A gotcha when making partial copies of Prometheus's database with rsync
A while back I wrote about how you can sensibly move or copy Prometheus's time series database (TSDB) with rsync. This is how we moved our TSDB, with metrics data back to late 2018, from a mirrored pair of 4 TB HDDs on one server to a mirrored pair of 20 TB HDDs on another one. In that entry I also mentioned that we were hoping to use this technique to keep a partial backup of our TSDB, one that covered the last year or two. It turns out that there is a little gotcha in doing this that makes it trickier than it looks.
The idea way to do such a partial backup was if rsync could exclude
or include files based on their timestamp. Unfortunately, as far as
I know it can't do that. Instead the simple brute force way is to
find to generate a list of what you want to copy and feed that
cd /data/prometheus/metrics2 rsync -a \ $(find * -maxdepth 0 -mtime -365 -type d -print) \ backupserv:/data/prometheus/metrics2/
As covered (more or less) in the Prometheus documentation on local
block directories in your TSDB are frozen after a final 31-day
compaction, and conveniently their final modification time is when
that last 31-day compaction happened. The find with '-maxdepth 0'
filters the command line arguments down to only things a year or
less old; this catches the frozen block directories for the past
year (and a bit), plus the
chunks_head directory of the live
block and the
wal directory of the write-ahead log.
However, it also captures other block directories. Blocks initially cover two hours, but are then compacted down repeatedly until they eventually reach their final 31-day compaction. During this compaction process you'll have a series of intermediate blocks, each of which is a (sub)directory in your TSDB top level directory. Most of these intermediate block directories will be removed over time. Well, they'll be removed over time in your live TSDB; if you replicate your TSDB over to your backupserv the way I have, there's nothing that's going to remove them on your backup. These directories for intermediate blocks will continue to be there in your backup, taking up space and containing duplicate data (which may cause Prometheus to be unhappy with your overall TSDB if you ever have to use this backup copy).
This can also affect you if you repeatedly rsync your entire TSDB without using '--delete'. Fortunately I believe I used 'rsync -a --delete' when moving our TSDB over.
The somewhat simple and relatively obviously correct approach to dealing with this is to send over a list of the directories that should exist to the backup server, and have something on the backup server remove any directories not listed. You'd want to make very sure that you've sent and received the entire list, so that you don't accidentally remove actually desired bits of your backups.

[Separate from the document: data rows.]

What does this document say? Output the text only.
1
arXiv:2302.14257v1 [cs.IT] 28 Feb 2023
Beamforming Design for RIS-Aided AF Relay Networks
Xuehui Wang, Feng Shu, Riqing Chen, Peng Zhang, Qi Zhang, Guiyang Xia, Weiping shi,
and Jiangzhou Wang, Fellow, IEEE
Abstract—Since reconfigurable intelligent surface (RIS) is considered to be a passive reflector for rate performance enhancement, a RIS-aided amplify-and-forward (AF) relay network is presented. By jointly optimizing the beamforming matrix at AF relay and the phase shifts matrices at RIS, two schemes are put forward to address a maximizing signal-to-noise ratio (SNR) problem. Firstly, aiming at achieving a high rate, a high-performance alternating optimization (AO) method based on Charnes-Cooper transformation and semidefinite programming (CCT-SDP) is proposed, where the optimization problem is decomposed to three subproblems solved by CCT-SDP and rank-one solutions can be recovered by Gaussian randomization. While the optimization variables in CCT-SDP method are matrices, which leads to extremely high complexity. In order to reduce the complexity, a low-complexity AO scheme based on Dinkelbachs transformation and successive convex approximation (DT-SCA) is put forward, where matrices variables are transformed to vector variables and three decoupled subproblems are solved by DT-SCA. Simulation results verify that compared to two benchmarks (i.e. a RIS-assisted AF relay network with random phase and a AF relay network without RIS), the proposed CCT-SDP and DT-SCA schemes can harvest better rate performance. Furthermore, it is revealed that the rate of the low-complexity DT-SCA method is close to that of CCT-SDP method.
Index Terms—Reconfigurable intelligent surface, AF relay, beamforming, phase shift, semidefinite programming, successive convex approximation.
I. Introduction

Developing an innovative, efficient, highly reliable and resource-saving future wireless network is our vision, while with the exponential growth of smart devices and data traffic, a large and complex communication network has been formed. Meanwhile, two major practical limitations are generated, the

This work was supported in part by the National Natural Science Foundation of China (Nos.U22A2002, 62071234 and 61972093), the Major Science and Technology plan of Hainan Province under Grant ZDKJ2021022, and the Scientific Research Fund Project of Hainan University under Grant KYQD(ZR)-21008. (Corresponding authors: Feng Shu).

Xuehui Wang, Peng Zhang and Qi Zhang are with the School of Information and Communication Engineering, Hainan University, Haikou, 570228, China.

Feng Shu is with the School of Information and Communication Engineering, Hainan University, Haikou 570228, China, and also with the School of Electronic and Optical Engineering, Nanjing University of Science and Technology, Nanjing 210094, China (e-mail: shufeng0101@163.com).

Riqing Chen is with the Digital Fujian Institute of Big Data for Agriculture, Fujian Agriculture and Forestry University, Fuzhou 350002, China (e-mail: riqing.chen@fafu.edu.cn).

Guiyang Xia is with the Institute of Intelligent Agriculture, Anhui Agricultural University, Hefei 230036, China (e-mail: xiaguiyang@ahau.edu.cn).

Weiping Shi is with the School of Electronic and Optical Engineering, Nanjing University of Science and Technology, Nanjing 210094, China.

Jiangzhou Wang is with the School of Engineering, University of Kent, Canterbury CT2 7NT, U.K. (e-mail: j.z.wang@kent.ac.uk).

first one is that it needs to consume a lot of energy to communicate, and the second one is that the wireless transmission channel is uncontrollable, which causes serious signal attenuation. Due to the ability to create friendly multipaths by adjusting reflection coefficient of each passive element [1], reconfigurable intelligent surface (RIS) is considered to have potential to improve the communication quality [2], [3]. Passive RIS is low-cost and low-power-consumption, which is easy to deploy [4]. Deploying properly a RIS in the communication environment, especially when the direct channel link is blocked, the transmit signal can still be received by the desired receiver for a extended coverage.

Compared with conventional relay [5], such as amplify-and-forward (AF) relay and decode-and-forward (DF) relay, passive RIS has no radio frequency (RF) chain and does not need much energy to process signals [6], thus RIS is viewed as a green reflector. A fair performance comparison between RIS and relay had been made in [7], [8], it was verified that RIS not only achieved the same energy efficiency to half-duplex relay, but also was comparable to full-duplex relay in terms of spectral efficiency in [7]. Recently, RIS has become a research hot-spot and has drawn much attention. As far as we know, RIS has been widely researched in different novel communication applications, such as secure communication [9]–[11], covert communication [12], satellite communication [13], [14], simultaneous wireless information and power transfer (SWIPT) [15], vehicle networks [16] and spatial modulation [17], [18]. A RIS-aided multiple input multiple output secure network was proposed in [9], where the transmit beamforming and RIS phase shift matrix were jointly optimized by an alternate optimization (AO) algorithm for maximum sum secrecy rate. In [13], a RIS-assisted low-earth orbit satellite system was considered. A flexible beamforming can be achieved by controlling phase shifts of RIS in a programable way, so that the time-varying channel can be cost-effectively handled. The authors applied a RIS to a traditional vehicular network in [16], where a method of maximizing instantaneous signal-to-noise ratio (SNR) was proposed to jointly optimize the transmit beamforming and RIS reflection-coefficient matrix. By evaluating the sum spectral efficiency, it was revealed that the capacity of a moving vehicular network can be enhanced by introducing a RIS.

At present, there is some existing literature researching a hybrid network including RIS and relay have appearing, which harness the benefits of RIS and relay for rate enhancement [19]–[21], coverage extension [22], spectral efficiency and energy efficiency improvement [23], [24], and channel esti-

The more tricky approach would be to have rsync do the deletion as part of the transfer. Instead of selectively transferring named directories on the command line, you'd build an rsync filter file that only included directories that were the right age to be transferred, and then use that filter as you transferred the entire TSDB directory with rsync's --delete-excluded argument. This would automatically clean up both 31-day block directories that were now too old and young block directories that had been compacted away.
(You'd still determine the directories to be included with find, but you'd have to do more processing with the result. You could also look for directories that were too old, and set up an rsync filter that excluded them.)
I'm not sure what approach we'll use. I may want to prototype both and see which feels more dangerous. The non-rsync approach feels safer, because I can at least have the remote end audit what it's going to delete for things that are clearly wrong, like deleting a directory that's old enough that it should be a frozen, permanent one.
(Possibly this makes rsync the wrong replication tool for what I'm trying to do here. I don't have much exposure to alternates, though; rsync is so dominant in this niche.)